III.             La décision de l’agente

[6]               La décision de l’agente consiste en une lettre datée du 15 mai 2014 et les notes de l’agente qui figurent au dossier. 

[7]               L’agente a reconnu que la demanderesse avait soumis une preuve documentaire considérable confirmant l’existence de la violence envers les femmes à Sainte‑Lucie. Selon la preuve, cette violence à l’égard des femmes constitue un problème grave, certes, mais un que le gouvernement de Sainte‑Lucie [traduction« tente de résoudre ». L’agente a fait remarquer que la demanderesse n’avait pas épuisé toutes les voies de recours dans son pays de nationalité et qu’il n’y avait aucune preuve objective corroborant ses allégations de violence. L’agente a conclu que les efforts du gouvernement de Sainte‑Lucie décrits dans la documentation donnaient à penser que la protection de l’État pourrait être mise à la disposition de la demanderesse si elle retournait dans son pays.

[8]               La preuve documentaire a également confirmé que l’homophobie est généralisée à Sainte‑Lucie. Néanmoins, l’agente a conclu que les lois criminalisant l’homosexualité à Sainte‑Lucie ne sont pas appliquées activement et qu’une protection est offerte aux personnes victimes d’actes criminels. L’agente a souligné que la demanderesse n’a pas [traduction« adopté le style de vie d’une lesbienne » et qu’aucune preuve objective ne montrait qu’elle serait perçue comme une lesbienne à Sainte‑Lucie. Par conséquent, l’agente a conclu que la preuve n’était pas suffisante pour établir que la demanderesse serait ciblée ou persécutée en raison de sa bisexualité et que, si jamais elle l’était, la police serait disposée à poursuivre l’auteur des crimes.

IV.             Questions en litige

[9]               La présente demande de contrôle judiciaire soulève les questions suivantes :

A.          L’agente a‑t‑elle appliqué le bon critère à la question de la protection de l’État et tiré une conclusion raisonnable?

B.           L’agente a‑t‑elle respecté le droit de la demanderesse à l’équité procédurale?

V.                Analyse

[10]           La question de savoir si l’agente a choisi et appliqué le bon critère en ce qui concerne la protection de l’État est sujette à révision par la Cour selon la norme de contrôle de la décision correcte (Canada (Ministre de la Citoyenneté et de l’Immigration) c Neubauer, 2015 CF 260, au paragraphe 10; Ruszo c Canada (Ministre de la Citoyenneté et de l’Immigration), 2013 CF 1004, au paragraphe 22).

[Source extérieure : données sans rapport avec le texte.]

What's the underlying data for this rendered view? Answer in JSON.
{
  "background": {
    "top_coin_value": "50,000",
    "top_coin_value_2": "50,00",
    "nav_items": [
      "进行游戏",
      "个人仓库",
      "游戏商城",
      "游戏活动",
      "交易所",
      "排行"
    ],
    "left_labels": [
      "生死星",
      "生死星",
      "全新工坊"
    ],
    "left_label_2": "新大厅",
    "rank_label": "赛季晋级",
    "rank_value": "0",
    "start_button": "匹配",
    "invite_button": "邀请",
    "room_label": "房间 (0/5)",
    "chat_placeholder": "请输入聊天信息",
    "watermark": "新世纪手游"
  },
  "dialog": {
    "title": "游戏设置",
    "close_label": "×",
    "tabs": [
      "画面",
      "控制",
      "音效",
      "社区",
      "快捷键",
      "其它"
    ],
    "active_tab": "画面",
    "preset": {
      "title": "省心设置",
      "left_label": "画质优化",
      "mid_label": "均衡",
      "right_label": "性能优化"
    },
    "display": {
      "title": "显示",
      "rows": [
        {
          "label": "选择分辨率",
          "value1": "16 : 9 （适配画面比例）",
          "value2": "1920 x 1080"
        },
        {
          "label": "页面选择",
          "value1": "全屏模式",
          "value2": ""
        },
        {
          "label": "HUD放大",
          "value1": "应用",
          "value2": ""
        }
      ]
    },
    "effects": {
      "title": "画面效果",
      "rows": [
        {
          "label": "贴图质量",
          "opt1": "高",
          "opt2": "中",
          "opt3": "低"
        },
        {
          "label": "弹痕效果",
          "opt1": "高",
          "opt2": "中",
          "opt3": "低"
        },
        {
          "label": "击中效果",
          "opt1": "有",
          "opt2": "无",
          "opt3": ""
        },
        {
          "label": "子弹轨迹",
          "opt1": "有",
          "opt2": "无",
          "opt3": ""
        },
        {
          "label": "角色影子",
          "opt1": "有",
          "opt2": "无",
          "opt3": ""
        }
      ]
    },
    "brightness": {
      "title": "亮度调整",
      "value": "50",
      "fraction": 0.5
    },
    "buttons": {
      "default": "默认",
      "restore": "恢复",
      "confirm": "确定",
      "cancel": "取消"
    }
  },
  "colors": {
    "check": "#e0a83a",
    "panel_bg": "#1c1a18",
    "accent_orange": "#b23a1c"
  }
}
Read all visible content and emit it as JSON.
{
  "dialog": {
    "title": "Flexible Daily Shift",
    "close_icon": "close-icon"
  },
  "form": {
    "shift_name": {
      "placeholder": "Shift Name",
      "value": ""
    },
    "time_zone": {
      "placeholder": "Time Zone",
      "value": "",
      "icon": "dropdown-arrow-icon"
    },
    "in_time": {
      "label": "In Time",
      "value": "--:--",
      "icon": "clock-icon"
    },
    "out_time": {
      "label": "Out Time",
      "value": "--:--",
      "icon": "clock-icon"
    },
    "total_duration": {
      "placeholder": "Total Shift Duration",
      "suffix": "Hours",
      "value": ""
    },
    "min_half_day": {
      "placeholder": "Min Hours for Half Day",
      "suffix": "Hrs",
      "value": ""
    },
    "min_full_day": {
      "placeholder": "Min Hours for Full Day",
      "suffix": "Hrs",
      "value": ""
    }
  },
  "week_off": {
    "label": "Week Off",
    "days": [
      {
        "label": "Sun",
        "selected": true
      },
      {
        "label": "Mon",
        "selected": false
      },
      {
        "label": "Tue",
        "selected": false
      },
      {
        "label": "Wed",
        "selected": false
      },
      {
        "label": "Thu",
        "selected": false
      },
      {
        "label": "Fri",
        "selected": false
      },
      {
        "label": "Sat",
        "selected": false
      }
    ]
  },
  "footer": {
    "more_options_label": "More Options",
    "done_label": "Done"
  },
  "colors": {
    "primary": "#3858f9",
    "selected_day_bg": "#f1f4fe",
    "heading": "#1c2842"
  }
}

[11]           Lorsque le bon critère a été appliqué, les conclusions de fait et les questions mixtes de fait et de droit, comme la disponibilité de la protection de l’État, doivent être examinées en fonction de la norme de la décision raisonnable (Moreno Corona c Canada (Ministre de la Citoyenneté et de l’Immigration) 2012 CF 759, au paragraphe 10; (In Re) Hinzman, 2007 CAF 171, au paragraphe 38; Dunsmuir c Nouveau‑Brunswick, 2008 CSC 9 [Dunsmuir], au paragraphe 47).

[12]           La question de savoir si l’agente a respecté le droit de la demanderesse à l’équité procédurale, plus particulièrement si celle‑ci aurait dû se voir accorder une audience, doit être examinée selon la norme de la décision correcte (Dunsmuir, au paragraphe 50; Khosa c Canada (Ministre de la Citoyenneté et de l’Immigration), 2009 CSC 12, au paragraphe 43).

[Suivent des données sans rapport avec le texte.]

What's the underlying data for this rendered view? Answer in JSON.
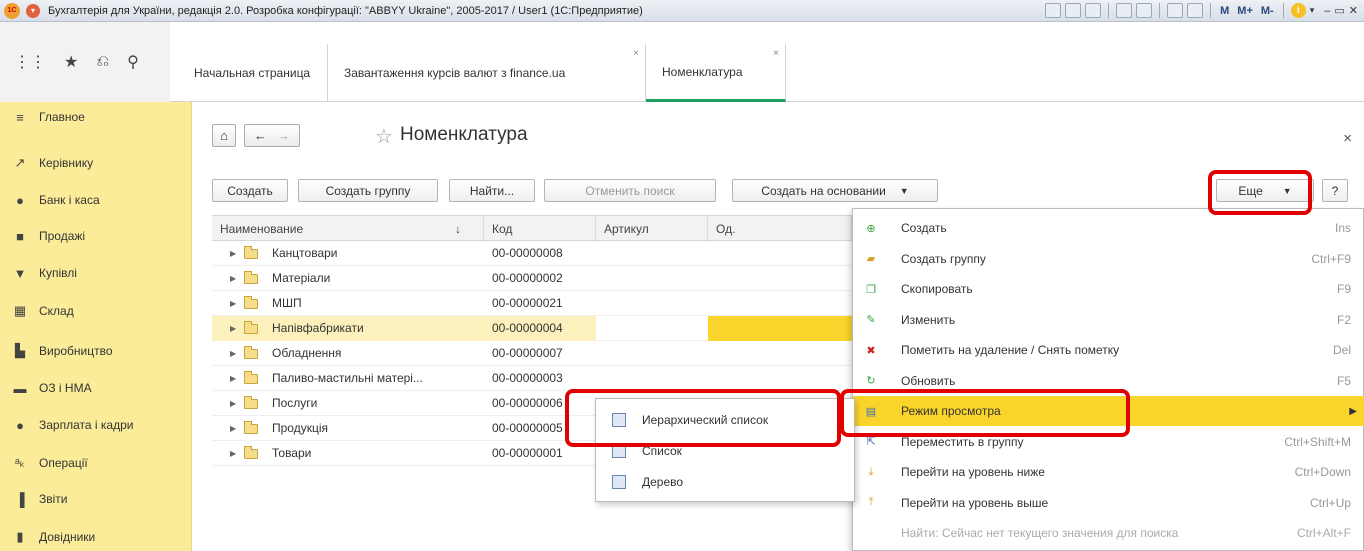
{
  "titlebar": {
    "title": "Бухгалтерія для України, редакція 2.0. Розробка конфігурації: \"ABBYY Ukraine\", 2005-2017 / User1  (1С:Предприятие)",
    "m_labels": [
      "M",
      "M+",
      "M-"
    ]
  },
  "tabs": [
    {
      "label": "Начальная страница"
    },
    {
      "label": "Завантаження курсів валют з finance.ua"
    },
    {
      "label": "Номенклатура"
    }
  ],
  "sidebar": {
    "items": [
      {
        "label": "Главное",
        "icon": "menu-icon"
      },
      {
        "label": "Керівнику",
        "icon": "chart-line-icon"
      },
      {
        "label": "Банк і каса",
        "icon": "bank-icon"
      },
      {
        "label": "Продажі",
        "icon": "bag-icon"
      },
      {
        "label": "Купівлі",
        "icon": "cart-icon"
      },
      {
        "label": "Склад",
        "icon": "warehouse-icon"
      },
      {
        "label": "Виробництво",
        "icon": "factory-icon"
      },
      {
        "label": "ОЗ і НМА",
        "icon": "truck-icon"
      },
      {
        "label": "Зарплата і кадри",
        "icon": "person-icon"
      },
      {
        "label": "Операції",
        "icon": "operations-icon"
      },
      {
        "label": "Звіти",
        "icon": "bar-chart-icon"
      },
      {
        "label": "Довідники",
        "icon": "book-icon"
      }
    ]
  },
  "page": {
    "title": "Номенклатура"
  },
  "toolbar": {
    "create": "Создать",
    "create_group": "Создать группу",
    "find": "Найти...",
    "cancel_search": "Отменить поиск",
    "create_based": "Создать на основании",
    "more": "Еще",
    "help": "?"
  },
  "table": {
    "columns": [
      "Наименование",
      "Код",
      "Артикул",
      "Од."
    ],
    "sort_indicator": "↓",
    "rows": [
      {
        "name": "Канцтовари",
        "code": "00-00000008",
        "selected": false
      },
      {
        "name": "Матеріали",
        "code": "00-00000002",
        "selected": false
      },
      {
        "name": "МШП",
        "code": "00-00000021",
        "selected": false
      },
      {
        "name": "Напівфабрикати",
        "code": "00-00000004",
        "selected": true
      },
      {
        "name": "Обладнення",
        "code": "00-00000007",
        "selected": false
      },
      {
        "name": "Паливо-мастильні матері...",
        "code": "00-00000003",
        "selected": false
      },
      {
        "name": "Послуги",
        "code": "00-00000006",
        "selected": false
      },
      {
        "name": "Продукція",
        "code": "00-00000005",
        "selected": false
      },
      {
        "name": "Товари",
        "code": "00-00000001",
        "selected": false
      }
    ]
  },
  "context_menu": {
    "items": [
      {
        "label": "Создать",
        "key": "Ins",
        "icon": "plus-circle-icon",
        "color": "#3aa040"
      },
      {
        "label": "Создать группу",
        "key": "Ctrl+F9",
        "icon": "folder-add-icon",
        "color": "#d8a020"
      },
      {
        "label": "Скопировать",
        "key": "F9",
        "icon": "copy-icon",
        "color": "#3aa040"
      },
      {
        "label": "Изменить",
        "key": "F2",
        "icon": "pencil-icon",
        "color": "#3aa040"
      },
      {
        "label": "Пометить на удаление / Снять пометку",
        "key": "Del",
        "icon": "delete-mark-icon",
        "color": "#d02020"
      },
      {
        "label": "Обновить",
        "key": "F5",
        "icon": "refresh-icon",
        "color": "#3aa040"
      },
      {
        "label": "Режим просмотра",
        "key": "",
        "icon": "view-mode-icon",
        "color": "#4070b0",
        "highlight": true,
        "submenu": true
      },
      {
        "label": "Переместить в группу",
        "key": "Ctrl+Shift+M",
        "icon": "move-icon",
        "color": "#4070b0"
      },
      {
        "label": "Перейти на уровень ниже",
        "key": "Ctrl+Down",
        "icon": "level-down-icon",
        "color": "#d8a020"
      },
      {
        "label": "Перейти на уровень выше",
        "key": "Ctrl+Up",
        "icon": "level-up-icon",
        "color": "#d8a020"
      },
      {
        "label": "Найти: Сейчас нет текущего значения для поиска",
        "key": "Ctrl+Alt+F",
        "icon": "",
        "disabled": true
      }
    ]
  },
  "view_submenu": {
    "items": [
      {
        "label": "Иерархический список",
        "icon": "hierarchical-list-icon"
      },
      {
        "label": "Список",
        "icon": "list-icon"
      },
      {
        "label": "Дерево",
        "icon": "tree-icon"
      }
    ]
  }
}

A.                 L’agente a‑t‑elle appliqué le bon critère à la question du caractère adéquat de la protection de l’État et tiré une conclusion raisonnable?

[13]           Je suis convaincu que l’agente a retenu le bon critère pour déterminer le caractère adéquat de la protection de l’État. Toutefois, à mon avis, le critère n’a pas été appliqué correctement à ni l’un ni l’autre des aspects de la demande de la demanderesse et, partant, les conclusions de l’agente sont déraisonnables.

                                            i.            Protection de l’État et violence familiale

[14]           Bien que l’agente ait choisi le bon critère pour déterminer le caractère adéquat de la protection de l’État, elle a eu tort de se concentrer sur les « efforts sérieux » déployés par l’État plutôt que sur les résultats concrets (Burai c Canada (Ministre de la Citoyenneté et de l’Immigration), 2013 CF 565, aux paragraphes 29 à 31).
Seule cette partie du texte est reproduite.